There used to be 20 shillings per pound.  And there were 12 pennies per shilling.  So, a pound was actually made up of 240 pennies while a penny was made up of two halfpennies or four farthings (a quarter penny).  

2 farthings = 1 halfpenny
2 halfpence = 1 penny (1d)
3 pence = 1 thruppence (3d)
6 pence = 1 sixpence (6d) Called a "tanner".
12 pence = 1 shilling (1s) Called a "bob".
2 shillings = 1 florin (2s) called a "two bob bit".
2 shillings and 6 pence = 1 half crown (2s 6d)
5 shillings = 1 Crown (5s) 

In shops, prices were given as pounds/shillings/pence.  If you saw "2/4d" then it cost 2 shillings, four pence.  If you paid 1 pound then you received 17 shillings and 8 pence back in change.  How on earth did the UK ever have an empire?  This system would completely do my head in.  

I guess if this was all you knew then it made perfect sense.  However, with the age of computers it became very difficult to deal with monetary calculations.  I believe that this was the main driver for switching to decimal.  Here's an old UK public service spot that I found out on YouTube.  
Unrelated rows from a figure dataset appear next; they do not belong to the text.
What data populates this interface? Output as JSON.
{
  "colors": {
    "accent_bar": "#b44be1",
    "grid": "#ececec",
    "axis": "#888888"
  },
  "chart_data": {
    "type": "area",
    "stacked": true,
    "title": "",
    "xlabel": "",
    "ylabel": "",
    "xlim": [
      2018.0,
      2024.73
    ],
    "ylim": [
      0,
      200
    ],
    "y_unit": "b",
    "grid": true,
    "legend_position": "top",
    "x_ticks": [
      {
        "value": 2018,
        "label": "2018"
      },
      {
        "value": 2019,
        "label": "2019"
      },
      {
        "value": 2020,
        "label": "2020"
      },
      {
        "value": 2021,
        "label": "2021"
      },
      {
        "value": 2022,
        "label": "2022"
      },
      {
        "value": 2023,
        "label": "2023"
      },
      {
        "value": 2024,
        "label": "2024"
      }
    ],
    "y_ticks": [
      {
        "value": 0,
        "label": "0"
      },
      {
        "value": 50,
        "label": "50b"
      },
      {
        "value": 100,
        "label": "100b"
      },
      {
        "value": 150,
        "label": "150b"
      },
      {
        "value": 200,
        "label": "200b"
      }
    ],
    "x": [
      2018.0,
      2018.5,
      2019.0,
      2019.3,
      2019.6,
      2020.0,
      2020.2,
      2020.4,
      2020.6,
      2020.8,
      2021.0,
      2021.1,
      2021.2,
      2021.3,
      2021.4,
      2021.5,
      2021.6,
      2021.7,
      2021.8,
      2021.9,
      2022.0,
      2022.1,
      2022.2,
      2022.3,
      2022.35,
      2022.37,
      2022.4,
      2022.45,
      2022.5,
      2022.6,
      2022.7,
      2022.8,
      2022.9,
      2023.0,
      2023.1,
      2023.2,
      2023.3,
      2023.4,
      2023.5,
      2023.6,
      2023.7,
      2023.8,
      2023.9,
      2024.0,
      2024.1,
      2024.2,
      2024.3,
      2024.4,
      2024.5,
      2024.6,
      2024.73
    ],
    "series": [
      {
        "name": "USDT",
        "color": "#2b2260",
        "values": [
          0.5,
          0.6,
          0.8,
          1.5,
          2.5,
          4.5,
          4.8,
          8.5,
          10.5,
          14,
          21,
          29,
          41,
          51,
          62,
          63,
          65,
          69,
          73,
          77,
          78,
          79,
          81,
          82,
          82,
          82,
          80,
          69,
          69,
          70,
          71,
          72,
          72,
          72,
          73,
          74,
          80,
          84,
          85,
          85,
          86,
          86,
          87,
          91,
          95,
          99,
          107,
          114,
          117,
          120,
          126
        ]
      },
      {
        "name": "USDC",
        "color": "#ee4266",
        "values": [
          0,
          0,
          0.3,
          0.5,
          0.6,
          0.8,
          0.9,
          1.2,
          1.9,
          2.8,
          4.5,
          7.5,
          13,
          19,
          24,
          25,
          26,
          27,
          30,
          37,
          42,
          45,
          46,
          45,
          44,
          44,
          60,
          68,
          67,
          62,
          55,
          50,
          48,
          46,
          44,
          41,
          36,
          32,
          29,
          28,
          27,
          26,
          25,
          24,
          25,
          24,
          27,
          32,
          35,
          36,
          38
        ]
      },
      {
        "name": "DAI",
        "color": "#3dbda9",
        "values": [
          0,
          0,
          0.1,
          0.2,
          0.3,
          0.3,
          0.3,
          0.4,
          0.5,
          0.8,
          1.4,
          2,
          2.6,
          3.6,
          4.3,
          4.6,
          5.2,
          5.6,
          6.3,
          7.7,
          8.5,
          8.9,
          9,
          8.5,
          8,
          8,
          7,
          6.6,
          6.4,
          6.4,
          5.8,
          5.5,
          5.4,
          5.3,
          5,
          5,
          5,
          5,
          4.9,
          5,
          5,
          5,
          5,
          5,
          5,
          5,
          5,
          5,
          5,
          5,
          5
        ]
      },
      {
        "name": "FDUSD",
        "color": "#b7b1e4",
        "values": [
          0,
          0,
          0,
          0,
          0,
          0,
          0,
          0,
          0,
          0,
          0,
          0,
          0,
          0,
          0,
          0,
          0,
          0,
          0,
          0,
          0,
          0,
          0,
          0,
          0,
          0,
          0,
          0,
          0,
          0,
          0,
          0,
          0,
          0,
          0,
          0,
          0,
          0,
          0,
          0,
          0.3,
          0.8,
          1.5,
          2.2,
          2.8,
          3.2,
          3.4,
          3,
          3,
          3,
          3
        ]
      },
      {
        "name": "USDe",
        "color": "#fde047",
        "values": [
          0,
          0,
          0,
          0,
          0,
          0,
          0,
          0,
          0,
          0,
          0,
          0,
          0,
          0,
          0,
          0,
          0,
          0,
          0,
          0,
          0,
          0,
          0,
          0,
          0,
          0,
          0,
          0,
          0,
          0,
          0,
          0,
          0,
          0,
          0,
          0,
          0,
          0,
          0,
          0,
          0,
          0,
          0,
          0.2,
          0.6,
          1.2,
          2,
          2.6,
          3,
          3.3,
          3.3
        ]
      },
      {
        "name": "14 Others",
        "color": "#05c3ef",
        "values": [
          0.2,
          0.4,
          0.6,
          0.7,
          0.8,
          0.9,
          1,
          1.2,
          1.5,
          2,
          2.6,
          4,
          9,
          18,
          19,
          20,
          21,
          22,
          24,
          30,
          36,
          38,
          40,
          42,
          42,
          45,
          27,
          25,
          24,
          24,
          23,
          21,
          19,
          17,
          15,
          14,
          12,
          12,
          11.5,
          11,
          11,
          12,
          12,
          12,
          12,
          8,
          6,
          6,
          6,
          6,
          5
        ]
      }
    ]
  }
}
After moving to decimalization, the pound was made up of 100 pence (p).  Now when someone tells me that something costs 50p (pee) then I know exactly how much that is.  Although, at least now I can better understand the monetary situation in Charles Dickens' A Christmas Carol.



Current UK coins
Many people I've talked have told me that by moving to decimal just caused everything to become more expensive.  I've heard the same thing in Slovakia.  Apparently when the Slovaks adopted the Euro, shops rounded up the prices in Euros so that things became more expensive then they had been in Slovak Crowns.  Unfortunately, salaries didn't get rounded up to match.

EDIT:  Ireland decimalized  its currency, the Irish Pound, on the same day that the UK did.